Потом Кесри отер глаза и медленно встал на четвереньки. Испуганные новобранцы сбились в кучу, переводя взгляды с него на хавильдара, который в одной руке сжимал окровавленный мундштук, а другой, нырнувшей под дхоти, почесывал в паху.

Кесри понял, что экзекуция – своего рода представление, устроенное для всех рекрутов, которые должны осознать: причинить боль и унизить – хавильдару одно удовольствие.

Бхиро Сингх бросил мундштук на палубу:

– Иди-ка отмой с него свою юшку. И запомни: это была лишь первая доза лекарства. Не поможет – усилим лечение.

Врачевание оставило синяки на теле Кесри, однако он одержал маленькую победу, замеченную всеми рекрутами, – приказа на стирку чужого исподнего не последовало, и Хукам Сингх не осмелился напомнить дяде свою исходную жалобу. Кесри сделал вывод, что хавильдар не особо чтит племянника, а тот боится родича, но отчаянно пытается ему подражать – вот на этой-то вредоносной почве и произрастали его кичливость и злоба.

После того случая отношение молодого начальника к Кесри слегка изменилось, теперь он воздерживался от ядовитых шпилек и, похоже, понял, что рекрут не примирится с положением слуги. Иногда он даже как будто признавал, что Кесри, пожалуй, годен к солдатской службе более остальных новобранцев.

Близился конец путешествия, и рекрутам не терпелось узнать, что за жизнь их ожидает. Особенно их интересовал вопрос варди, военной формы.

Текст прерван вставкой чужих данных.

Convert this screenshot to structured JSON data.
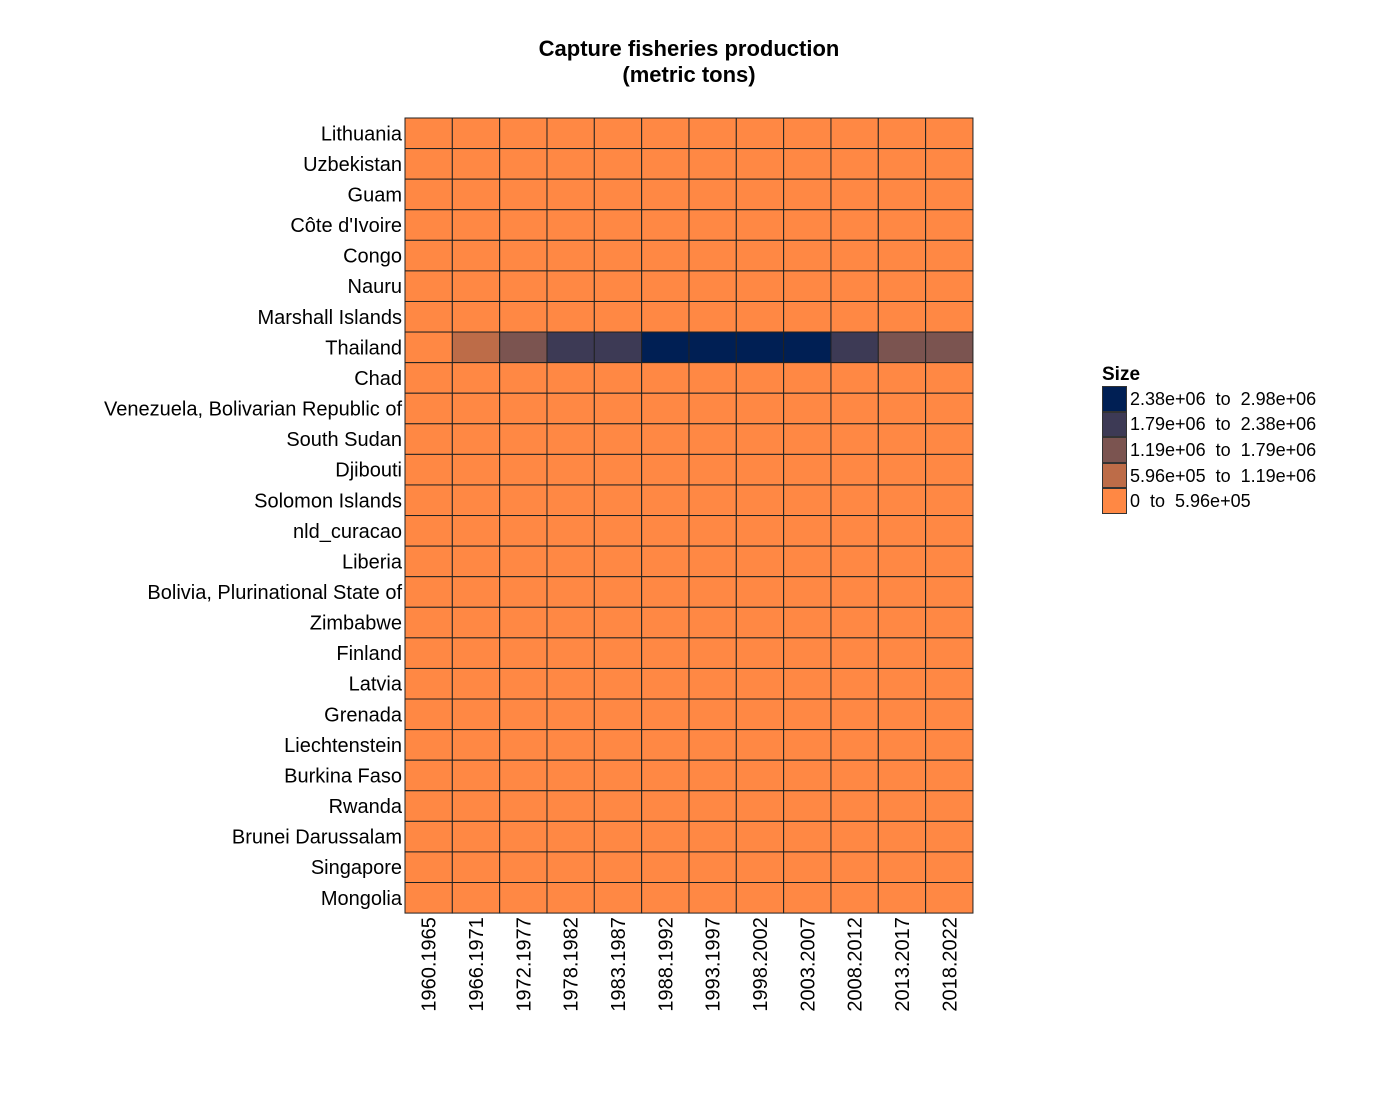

К безмерному огорчению новобранцев, сопровождающие сипаи ехали в цивильном, никто из них ни разу не облачился в военный наряд.

Наконец Хукам Сингх уступил настойчивым просьбам, согласившись показать свою форму, но категорически отказался ради чьей-то прихоти выступать в роли обряженной куклы. Если юнцы так желают показа, пусть кто-нибудь из них станет портняжным манекеном.

Вопреки первоначальному порыву, добровольцев не нашлось. Нужной статью обладал только Кесри, но ввиду натянутых отношений с начальником он тоже не вышел из строя.

В результате Хукам Сингх сам его вызвал и приказал снять дхоти и джаму[32]. Кесри разоблачился, и начальник, кивнув на его ланготу, прикрывавшую чресла, сказал, что ее, как и дхоти, и нательную рубаху унга, можно носить только вне службы, но никак не с формой. Англичане требовали, чтобы солдаты надевали подштанники до колен, известные как джанги. Если на осмотре ты окажешься в ланготе, огребешь неприятности.

– Почему? – удивились рекруты.

– Кто его знает, такая вот блажь.

Затем Хукам Сингх принес свой ранец, к верху которого была приторочена шаровидная медная фляга. По уставу, сказал он, сия посудина должна вмещать ровно один сир[33] жидкости и быть укомплектована веревкой, дабы при необходимости черпать воду из колодца. Солдат не расстается с флягой никогда, даже в бою, а потеряет – мало не покажется. Офицеров хлебом не корми, только дай на параде полюбоваться рядами фляг, сверкающих под солнцем. На осмотре снаряжения первым делом проверяют фляги, и если они плохо вычищены, щедро сыплются штрафные наряды.

В следующую пару минут рекруты завороженно следили за диковинными предметами, появлявшимися из ранца: железной сковородой для приготовления лепешек, шесть на три фута циновкой для ночлега, белой глиной для чистки кожаных ремней и сапог, покрывалом для утепления ночью. К снаряжению с полной выкладкой весом в половину маунда, то бишь почти пятьдесят фунтов, привыкнешь не сразу, сказал Хукам Сингх.

Затем появилась аккуратно сложенная форма.

Рейтузы – их надевали поверх джанги.

Эта деталь одежды озадачила рекрутов. Она смахивала на штаны, только без завязок. Кесри не представлял, как можно влезть в нечто, столь узкое в поясе.